- Array parameters: just about every function in Drupal takes an associative array:
array( 'field_name' => 'publication_datum', 'cardinality' => 1, 'type' => 'datetime', 'settings' => array ( 'granularity' => array ( 'month' => 'month', 'day' => 'day', 'year' => 'year', 'hour' => 0, 'second' => 0, 'minute' => 0, ), ) )
This effectively defeats any auto-complete you might have had in your php editor. Of course I see why they did it; it makes everything 'neat', and it certainly is flexible. Except now you're not only unclear about what you should pass into a parameter, you don't even know the parameters. Add-on modules could look for any key, and there's no way to find out, except by proper documentation (which is rare) or poring over the source code.
Distinct advantage for the lazy coder: if you need to send an extra variable, you can just hitchhike along with any array that's headed in the right direction if you make sure the key isn't taken.
- Template naming: do you want to override the rendering of a particular element? You could hook into a theme process function and mess around with the render array or whatever, but the easier solution is actually to give a template file a cryptic name with lots of dashes. This file name functions somewhat as a css selector: the more specific ones override the more general ones. Thankfully there's a module to help you pick a template name: Theme developer offers a plethora of possible template names for each part of your page. That's pretty handy, but also indicates I'm not the only one who has trouble keeping track.
- The hooks!

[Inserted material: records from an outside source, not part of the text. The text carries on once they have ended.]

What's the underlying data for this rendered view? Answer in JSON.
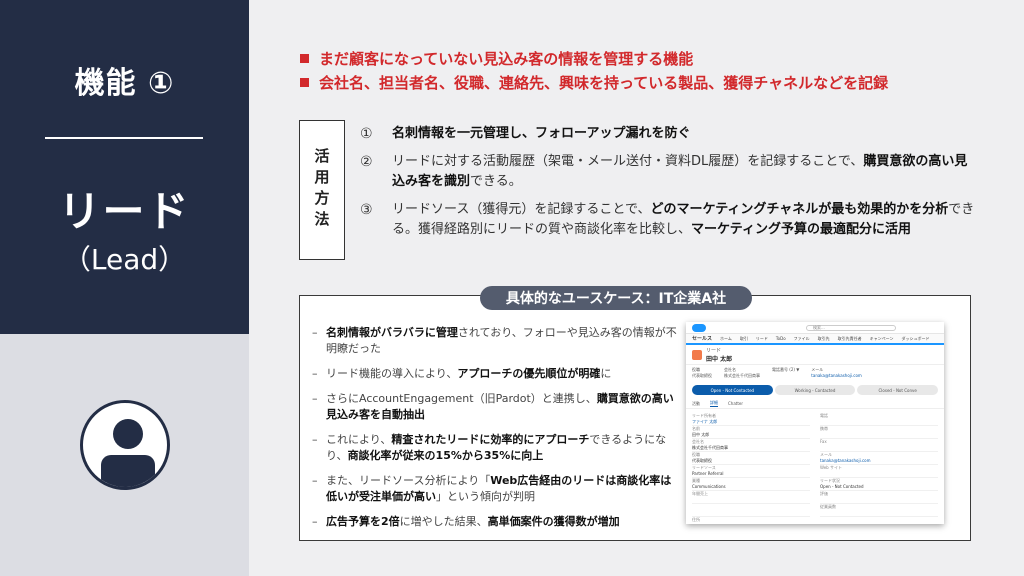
{
  "left": {
    "feature_label": "機能 ①",
    "title_jp": "リード",
    "title_en": "（Lead）"
  },
  "bullets": [
    "まだ顧客になっていない見込み客の情報を管理する機能",
    "会社名、担当者名、役職、連絡先、興味を持っている製品、獲得チャネルなどを記録"
  ],
  "usage": {
    "label": "活用方法",
    "items": [
      {
        "num": "①",
        "parts": [
          {
            "b": "名刺情報を一元管理し、フォローアップ漏れを防ぐ"
          }
        ]
      },
      {
        "num": "②",
        "parts": [
          {
            "t": "リードに対する活動履歴（架電・メール送付・資料DL履歴）を記録することで、"
          },
          {
            "b": "購買意欲の高い見込み客を識別"
          },
          {
            "t": "できる。"
          }
        ]
      },
      {
        "num": "③",
        "parts": [
          {
            "t": "リードソース（獲得元）を記録することで、"
          },
          {
            "b": "どのマーケティングチャネルが最も効果的かを分析"
          },
          {
            "t": "できる。獲得経路別にリードの質や商談化率を比較し、"
          },
          {
            "b": "マーケティング予算の最適配分に活用"
          }
        ]
      }
    ]
  },
  "case": {
    "title": "具体的なユースケース：IT企業A社",
    "items": [
      {
        "parts": [
          {
            "b": "名刺情報がバラバラに管理"
          },
          {
            "t": "されており、フォローや見込み客の情報が不明瞭だった"
          }
        ]
      },
      {
        "parts": [
          {
            "t": "リード機能の導入により、"
          },
          {
            "b": "アプローチの優先順位が明確"
          },
          {
            "t": "に"
          }
        ]
      },
      {
        "parts": [
          {
            "t": "さらにAccountEngagement（旧Pardot）と連携し、"
          },
          {
            "b": "購買意欲の高い見込み客を自動抽出"
          }
        ]
      },
      {
        "parts": [
          {
            "t": "これにより、"
          },
          {
            "b": "精査されたリードに効率的にアプローチ"
          },
          {
            "t": "できるようになり、"
          },
          {
            "b": "商談化率が従来の15%から35%に向上"
          }
        ]
      },
      {
        "parts": [
          {
            "t": "また、リードソース分析により「"
          },
          {
            "b": "Web広告経由のリードは商談化率は低いが受注単価が高い"
          },
          {
            "t": "」という傾向が判明"
          }
        ]
      },
      {
        "parts": [
          {
            "b": "広告予算を2倍"
          },
          {
            "t": "に増やした結果、"
          },
          {
            "b": "高単価案件の獲得数が増加"
          }
        ]
      }
    ]
  },
  "mock": {
    "app": "セールス",
    "nav": [
      "ホーム",
      "取引",
      "リード",
      "ToDo",
      "ファイル",
      "取引先",
      "取引先責任者",
      "キャンペーン",
      "ダッシュボード"
    ],
    "search": "検索...",
    "record_type": "リード",
    "record_name": "田中 太郎",
    "header_fields": [
      {
        "k": "役職",
        "v": "代表取締役"
      },
      {
        "k": "会社名",
        "v": "株式会社千代田商事"
      },
      {
        "k": "電話番号 (2) ▼",
        "v": ""
      },
      {
        "k": "メール",
        "v": "tanaka@tanakashoji.com"
      }
    ],
    "path": [
      "Open - Not Contacted",
      "Working - Contacted",
      "Closed - Not Conve"
    ],
    "tabs": [
      "活動",
      "詳細",
      "Chatter"
    ],
    "left_fields": [
      {
        "k": "リード所有者",
        "v": "ファイナ 太郎",
        "link": true
      },
      {
        "k": "名前",
        "v": "田中 太郎"
      },
      {
        "k": "会社名",
        "v": "株式会社千代田商事"
      },
      {
        "k": "役職",
        "v": "代表取締役"
      },
      {
        "k": "リードソース",
        "v": "Partner Referral"
      },
      {
        "k": "業種",
        "v": "Communications"
      },
      {
        "k": "年間売上",
        "v": ""
      },
      {
        "k": "",
        "v": ""
      },
      {
        "k": "住所",
        "v": ""
      }
    ],
    "right_fields": [
      {
        "k": "電話",
        "v": ""
      },
      {
        "k": "携帯",
        "v": ""
      },
      {
        "k": "Fax",
        "v": ""
      },
      {
        "k": "メール",
        "v": "tanaka@tanakashoji.com",
        "link": true
      },
      {
        "k": "Web サイト",
        "v": ""
      },
      {
        "k": "リード状況",
        "v": "Open - Not Contacted"
      },
      {
        "k": "評価",
        "v": ""
      },
      {
        "k": "従業員数",
        "v": ""
      }
    ]
  },
  "colors": {
    "navy": "#232d45",
    "red": "#d2292c",
    "pill": "#545c6e",
    "sf_blue": "#0b5cab"
  }
}
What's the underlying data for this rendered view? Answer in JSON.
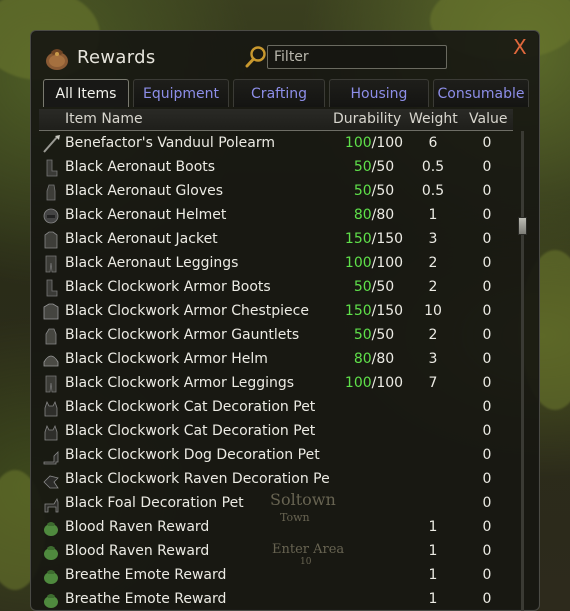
{
  "window": {
    "title": "Rewards",
    "close_glyph": "X",
    "bag_icon": "loot-bag-icon",
    "search_icon": "magnifier-icon"
  },
  "filter": {
    "placeholder": "Filter"
  },
  "tabs": [
    {
      "label": "All Items",
      "active": true
    },
    {
      "label": "Equipment",
      "active": false
    },
    {
      "label": "Crafting",
      "active": false
    },
    {
      "label": "Housing",
      "active": false
    },
    {
      "label": "Consumable",
      "active": false
    }
  ],
  "columns": {
    "name": "Item Name",
    "durability": "Durability",
    "weight": "Weight",
    "value": "Value"
  },
  "items": [
    {
      "icon": "polearm-icon",
      "name": "Benefactor's Vanduul Polearm",
      "dur_cur": "100",
      "dur_max": "/100",
      "weight": "6",
      "value": "0"
    },
    {
      "icon": "boots-icon",
      "name": "Black Aeronaut Boots",
      "dur_cur": "50",
      "dur_max": "/50",
      "weight": "0.5",
      "value": "0"
    },
    {
      "icon": "gloves-icon",
      "name": "Black Aeronaut Gloves",
      "dur_cur": "50",
      "dur_max": "/50",
      "weight": "0.5",
      "value": "0"
    },
    {
      "icon": "helmet-icon",
      "name": "Black Aeronaut Helmet",
      "dur_cur": "80",
      "dur_max": "/80",
      "weight": "1",
      "value": "0"
    },
    {
      "icon": "jacket-icon",
      "name": "Black Aeronaut Jacket",
      "dur_cur": "150",
      "dur_max": "/150",
      "weight": "3",
      "value": "0"
    },
    {
      "icon": "leggings-icon",
      "name": "Black Aeronaut Leggings",
      "dur_cur": "100",
      "dur_max": "/100",
      "weight": "2",
      "value": "0"
    },
    {
      "icon": "boots-icon",
      "name": "Black Clockwork Armor Boots",
      "dur_cur": "50",
      "dur_max": "/50",
      "weight": "2",
      "value": "0"
    },
    {
      "icon": "chestpiece-icon",
      "name": "Black Clockwork Armor Chestpiece",
      "dur_cur": "150",
      "dur_max": "/150",
      "weight": "10",
      "value": "0"
    },
    {
      "icon": "gauntlets-icon",
      "name": "Black Clockwork Armor Gauntlets",
      "dur_cur": "50",
      "dur_max": "/50",
      "weight": "2",
      "value": "0"
    },
    {
      "icon": "helm-icon",
      "name": "Black Clockwork Armor Helm",
      "dur_cur": "80",
      "dur_max": "/80",
      "weight": "3",
      "value": "0"
    },
    {
      "icon": "leggings-icon",
      "name": "Black Clockwork Armor Leggings",
      "dur_cur": "100",
      "dur_max": "/100",
      "weight": "7",
      "value": "0"
    },
    {
      "icon": "cat-icon",
      "name": "Black Clockwork Cat Decoration Pet",
      "dur_cur": "",
      "dur_max": "",
      "weight": "",
      "value": "0"
    },
    {
      "icon": "cat-icon",
      "name": "Black Clockwork Cat Decoration Pet",
      "dur_cur": "",
      "dur_max": "",
      "weight": "",
      "value": "0"
    },
    {
      "icon": "dog-icon",
      "name": "Black Clockwork Dog Decoration Pet",
      "dur_cur": "",
      "dur_max": "",
      "weight": "",
      "value": "0"
    },
    {
      "icon": "raven-icon",
      "name": "Black Clockwork Raven Decoration Pe",
      "dur_cur": "",
      "dur_max": "",
      "weight": "",
      "value": "0"
    },
    {
      "icon": "foal-icon",
      "name": "Black Foal Decoration Pet",
      "dur_cur": "",
      "dur_max": "",
      "weight": "",
      "value": "0"
    },
    {
      "icon": "reward-bag-icon",
      "name": "Blood Raven Reward",
      "dur_cur": "",
      "dur_max": "",
      "weight": "1",
      "value": "0"
    },
    {
      "icon": "reward-bag-icon",
      "name": "Blood Raven Reward",
      "dur_cur": "",
      "dur_max": "",
      "weight": "1",
      "value": "0"
    },
    {
      "icon": "reward-bag-icon",
      "name": "Breathe Emote Reward",
      "dur_cur": "",
      "dur_max": "",
      "weight": "1",
      "value": "0"
    },
    {
      "icon": "reward-bag-icon",
      "name": "Breathe Emote Reward",
      "dur_cur": "",
      "dur_max": "",
      "weight": "1",
      "value": "0"
    }
  ],
  "background": {
    "town_name": "Soltown",
    "town_type": "Town",
    "enter_label": "Enter Area",
    "enter_sub": "10"
  },
  "colors": {
    "close": "#e0683c",
    "tab_inactive": "#8d8ee8",
    "durability_current": "#5fe04a",
    "text": "#ecebe4"
  }
}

Oh, the hooks! There are hundreds of them, and you can go ahead and create your own if the fancy strikes you. Hooks takes different numbers of parameters, of different types (and with or without &), and there is no way to find out without, once again, checking the documentation or the source code.
I know, PHP does not have strong typing, but the small amount of meta data that would otherwise be available is eradicated by kinda sorta duck typing that's going on in Drupal. Again: I can see why they did it, and it is even clever. But it's still frustrating.
The basic problem it comes down to is this: a lack of discoverability of features. When I'm developing a Drupal module I will have dozens of tabs open in my browser, looking for a clue how to use a particular module. Open source is good; it allows me to figure out what's wrong, even if I did not write the code. But just providing the source code is no replacement for proper documentation and sample code. It's just lazy.